Update: Grandfather Charged in Death of Toddler Left in His Truck for 7 Hours

An Alabama man has been charged with reckless manslaughter and criminally negligent homicide after he left his toddler grandson in his truck for seven hours on Tuesday — and was in and out of the vehicle three times before the boy was discovered.

Two-year-old Ian Wiesman was found dead in the back passenger seat of William “Bill” Wiesman’s truck Tuesday afternoonm, AL.com reported. Blount County District Attorney Pamela Casey said the boy died from prolonged heat exposure.

As CrimeOnline previously reported, the boy was found at about 3 p.m. outside Kids Campus daycare in Oneonta. Casey provided details about how the discovery came to be.

“These are not intentional acts. They are negligent acts, they are reckless acts,” Casey said. “He always thought he took the child to daycare. On three occasions he was back in the truck, drove in the truck with the child in the back.

“As a result of his behavior, his acts, the child died,” she said.


An affidavit filed in the case says that Wiesman told investigators he had been taking Ian to daycare while his mother recovered from hip surgery, picking up the boy from his home and dropping him off at the daycare three miles away. The boy’s aunt picked him up in the afternoons.

On Tuesday, Wiesman said he dropped the boy off as usual at about 8 a.m. and drove to work, where he parked his truck. At 12:45 p.m., he drove home for lunch then returned to work.
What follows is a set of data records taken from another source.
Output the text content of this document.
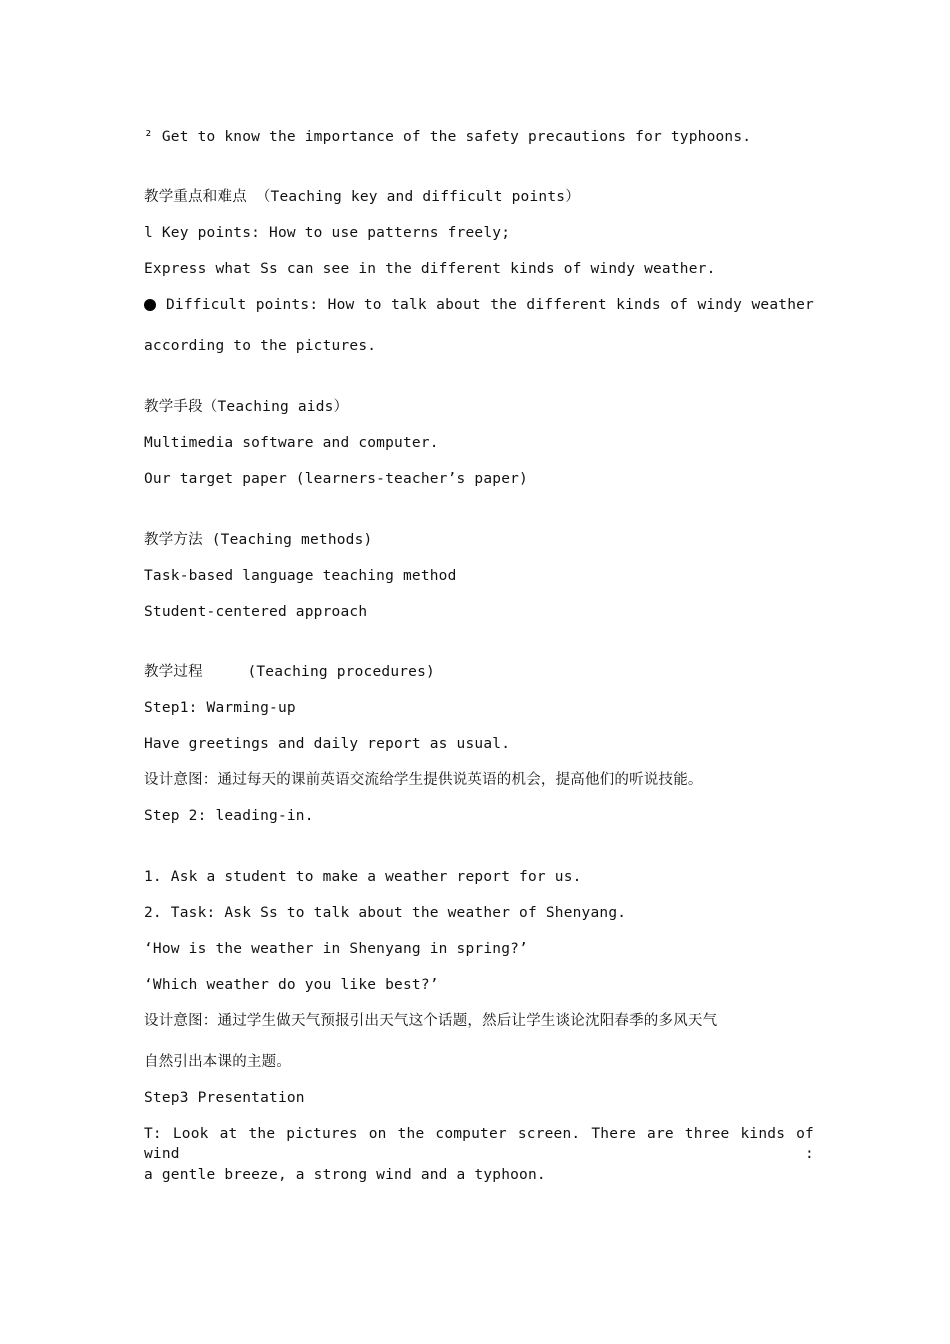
² Get to know the importance of the safety precautions for typhoons.
教学重点和难点 （Teaching key and difficult points）
l Key points: How to use patterns freely;
Express what Ss can see in the different kinds of windy weather.
Difficult points: How to talk about the different kinds of windy weather
according to the pictures.
教学手段（Teaching aids）
Multimedia software and computer.
Our target paper (learners-teacher’s paper)
教学方法 (Teaching methods)
Task-based language teaching method
Student-centered approach
教学过程     (Teaching procedures)
Step1: Warming-up
Have greetings and daily report as usual.
设计意图：通过每天的课前英语交流给学生提供说英语的机会，提高他们的听说技能。
Step 2: leading-in.
1. Ask a student to make a weather report for us.
2. Task: Ask Ss to talk about the weather of Shenyang.
‘How is the weather in Shenyang in spring?’
‘Which weather do you like best?’
设计意图：通过学生做天气预报引出天气这个话题，然后让学生谈论沈阳春季的多风天气
自然引出本课的主题。
Step3 Presentation
T: Look at the pictures on the computer screen. There are three kinds of wind :
a gentle breeze, a strong wind and a typhoon.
At 2:45, the boy’s mother — Wiesman’s daughter — called and said the daycare told her Ian hadn’t been there, and his aunt was there to pick him up. Wiesman, still insisting he had dropped the boy off, drove to the daycare. His aunt met him outside and found Ian unresponsive, still in his car seat.

“It’s awful when it happens anywhere. It’s awful when you have to work these cases and then you go home to your babies and you see what you see, and videos,” Casey said. “My heart breaks for this family. This family is very upset.
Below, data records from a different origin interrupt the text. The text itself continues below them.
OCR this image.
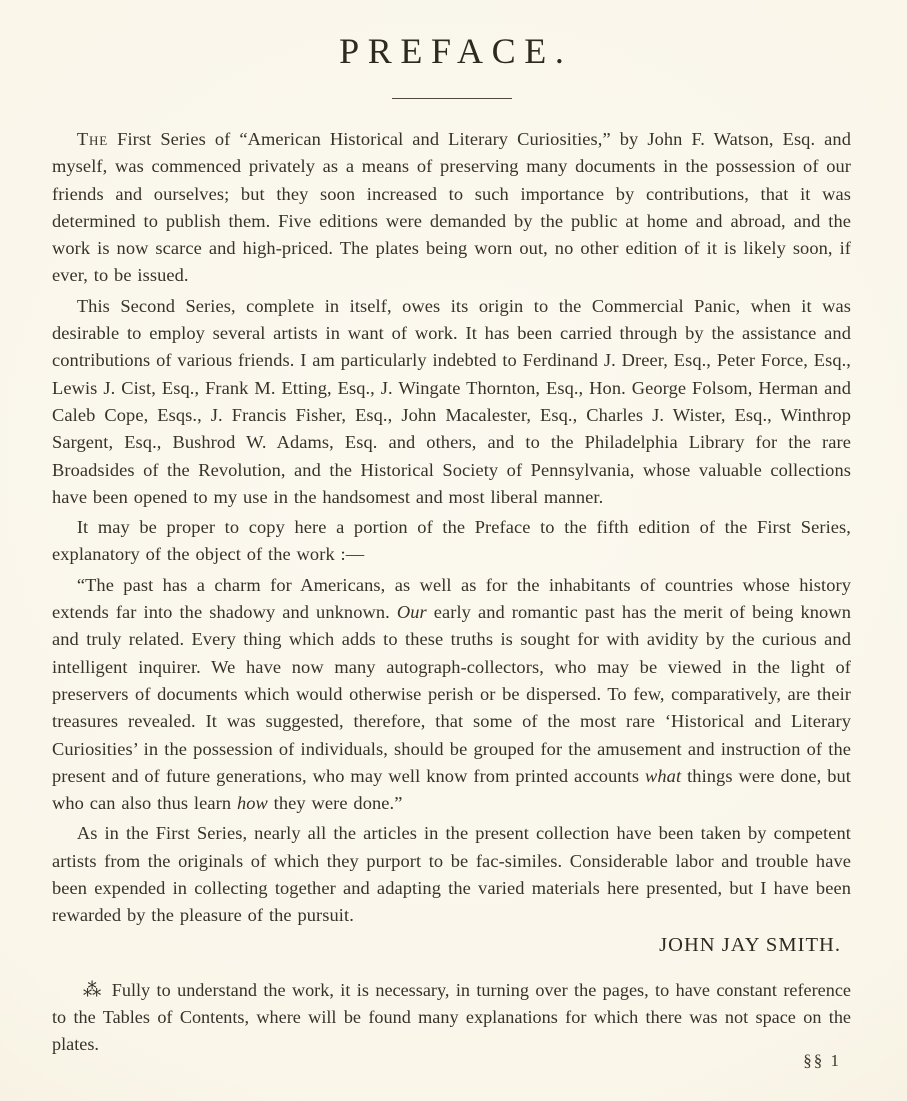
PREFACE.

The First Series of “American Historical and Literary Curiosities,” by John F. Watson, Esq. and myself, was commenced privately as a means of preserving many documents in the possession of our friends and ourselves; but they soon increased to such importance by contributions, that it was determined to publish them. Five editions were demanded by the public at home and abroad, and the work is now scarce and high-priced. The plates being worn out, no other edition of it is likely soon, if ever, to be issued.

This Second Series, complete in itself, owes its origin to the Commercial Panic, when it was desirable to employ several artists in want of work. It has been carried through by the assistance and contributions of various friends. I am particularly indebted to Ferdinand J. Dreer, Esq., Peter Force, Esq., Lewis J. Cist, Esq., Frank M. Etting, Esq., J. Wingate Thornton, Esq., Hon. George Folsom, Herman and Caleb Cope, Esqs., J. Francis Fisher, Esq., John Macalester, Esq., Charles J. Wister, Esq., Winthrop Sargent, Esq., Bushrod W. Adams, Esq. and others, and to the Philadelphia Library for the rare Broadsides of the Revolution, and the Historical Society of Pennsylvania, whose valuable collections have been opened to my use in the handsomest and most liberal manner.

It may be proper to copy here a portion of the Preface to the fifth edition of the First Series, explanatory of the object of the work :—

“The past has a charm for Americans, as well as for the inhabitants of countries whose history extends far into the shadowy and unknown. Our early and romantic past has the merit of being known and truly related. Every thing which adds to these truths is sought for with avidity by the curious and intelligent inquirer. We have now many autograph-collectors, who may be viewed in the light of preservers of documents which would otherwise perish or be dispersed. To few, comparatively, are their treasures revealed. It was suggested, therefore, that some of the most rare ‘Historical and Literary Curiosities’ in the possession of individuals, should be grouped for the amusement and instruction of the present and of future generations, who may well know from printed accounts what things were done, but who can also thus learn how they were done.”

As in the First Series, nearly all the articles in the present collection have been taken by competent artists from the originals of which they purport to be fac-similes. Considerable labor and trouble have been expended in collecting together and adapting the varied materials here presented, but I have been rewarded by the pleasure of the pursuit.

JOHN JAY SMITH.

⁂ Fully to understand the work, it is necessary, in turning over the pages, to have constant reference to the Tables of Contents, where will be found many explanations for which there was not space on the plates.

§§ 1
“As a mom, I don’t think anybody ever understands it,” she said. “I didn’t sleep last night.”

“Everybody in the family is heartbroken,” she said.

Ian is the first child to die in a hot car in Alabama this year.

According to Kidsandcars.org, he was the 29th child to die in a hot car in the U.S. in 2022. Two other children died in hot cars on Tuesday — a 8-month-old girl in Jacksonville, Florida, and a 2-year-old boy in Houston, Texas.